Hands pick up bacteria during daily routines, including gardening, taking out the trash, driving, playing with pets and many other activities.  

“When you’re preparing food, wash your hands more than once, such as after you’ve handled raw eggs or meat or anything like that because that will help to prevent cross-contamination of food products,” Blakeslee said.  

“So never forget to wash your hands. It only takes 20 seconds with soap and warm water,” or about the time it takes to sing the alphabet. “Be sure to scrub your hands … because the bubbles really do pick up the dirt and take it away. It’s a very important step to take.”  

At a tailgate party or anywhere a sink and warm water is not available, Blakeslee suggests including a separate jug of warm water and soap in your cooking supplies.  

“If you have a squirt bottle of soap that is half empty, add water to it and you’ve got a soap-and-water mixture readily available. Or, if you are using a jug with warm water, put soap in it (ahead of time) and that’s your designated hand washing station.”  

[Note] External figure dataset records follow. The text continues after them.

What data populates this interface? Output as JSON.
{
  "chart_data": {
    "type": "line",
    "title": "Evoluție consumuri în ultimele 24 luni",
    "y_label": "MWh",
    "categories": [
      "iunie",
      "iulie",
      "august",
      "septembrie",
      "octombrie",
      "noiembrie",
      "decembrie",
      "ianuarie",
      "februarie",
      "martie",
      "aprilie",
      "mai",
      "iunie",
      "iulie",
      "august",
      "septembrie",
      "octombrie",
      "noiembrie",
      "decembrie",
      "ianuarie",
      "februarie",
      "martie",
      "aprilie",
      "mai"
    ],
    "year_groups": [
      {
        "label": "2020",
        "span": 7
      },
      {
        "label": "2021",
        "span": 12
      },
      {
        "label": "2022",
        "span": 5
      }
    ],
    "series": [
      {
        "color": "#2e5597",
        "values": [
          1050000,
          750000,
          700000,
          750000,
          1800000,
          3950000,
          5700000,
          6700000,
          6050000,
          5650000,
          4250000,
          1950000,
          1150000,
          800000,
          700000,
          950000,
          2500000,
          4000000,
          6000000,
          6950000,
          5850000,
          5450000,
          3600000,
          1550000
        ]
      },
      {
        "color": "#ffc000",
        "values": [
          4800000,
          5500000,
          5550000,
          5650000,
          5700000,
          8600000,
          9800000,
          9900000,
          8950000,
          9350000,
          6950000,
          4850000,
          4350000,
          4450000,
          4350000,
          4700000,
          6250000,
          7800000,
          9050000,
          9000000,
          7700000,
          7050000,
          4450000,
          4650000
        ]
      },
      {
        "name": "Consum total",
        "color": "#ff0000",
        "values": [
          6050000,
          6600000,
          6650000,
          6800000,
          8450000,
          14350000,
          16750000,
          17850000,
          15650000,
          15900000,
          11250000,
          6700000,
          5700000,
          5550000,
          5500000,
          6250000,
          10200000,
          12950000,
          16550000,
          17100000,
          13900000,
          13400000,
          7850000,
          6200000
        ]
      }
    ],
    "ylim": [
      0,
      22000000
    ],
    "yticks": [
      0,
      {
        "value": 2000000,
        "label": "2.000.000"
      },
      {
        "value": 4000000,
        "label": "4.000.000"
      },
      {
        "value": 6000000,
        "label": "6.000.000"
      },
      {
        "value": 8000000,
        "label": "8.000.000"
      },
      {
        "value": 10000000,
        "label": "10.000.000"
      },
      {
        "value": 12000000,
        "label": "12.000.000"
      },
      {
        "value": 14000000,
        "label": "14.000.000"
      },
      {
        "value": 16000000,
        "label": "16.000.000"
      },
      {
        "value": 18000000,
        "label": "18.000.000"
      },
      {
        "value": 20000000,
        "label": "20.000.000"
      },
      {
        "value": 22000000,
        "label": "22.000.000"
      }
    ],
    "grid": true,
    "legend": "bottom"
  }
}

Another option, Blakeslee said, is bringing along wet wash cloths in baggies, or using wet wipes. Hand sanitizers alone, she adds, is not a reliable option.  

“Hand sanitizers don’t work very well unless your hands are clean to start with,” Blakeslee said. “They can be used in a pinch, but it’s best to wash your hands first and then use a hand sanitizer.”  

Blakeslee, who also is coordinator of K-State’s Rapid Response Center for Food Science, said September is Food Safety Education Month, a time when food scientists share important reminders about safety at the dinner table.  

Some additional tips:  

  • Keep raw meat separated from everything else, particularly when taking it outside to picnics or tailgate parties. Put meat in separate bags during transportation, as well as at home. Use a separate plate to serve cooked meats.
     
  • Use separate utensils for various foods you are cooking. “If you don’t have a separate set of tongs, then wash the one’s you have between uses,” Blakeslee said.
     
  • Keep hot foods hot, and cold foods cold. The temperature danger zone for foods is between 40 and 140 degrees Fahrenheit. Cold foods should be stored in an environment colder than 40 F, and hot foods should be held at 140 F or higher. For outdoor parties, this means bringing lots of ice, and perhaps multiple coolers.  

“We are still in summer, and it’s going to get hot,” Blakeslee said. “Hot temperatures will heat up food quickly. So if you’re outside having a picnic or tailgate party when the weather is above 90 degrees, you want to get the leftovers chilled within an hour of cooking the food.”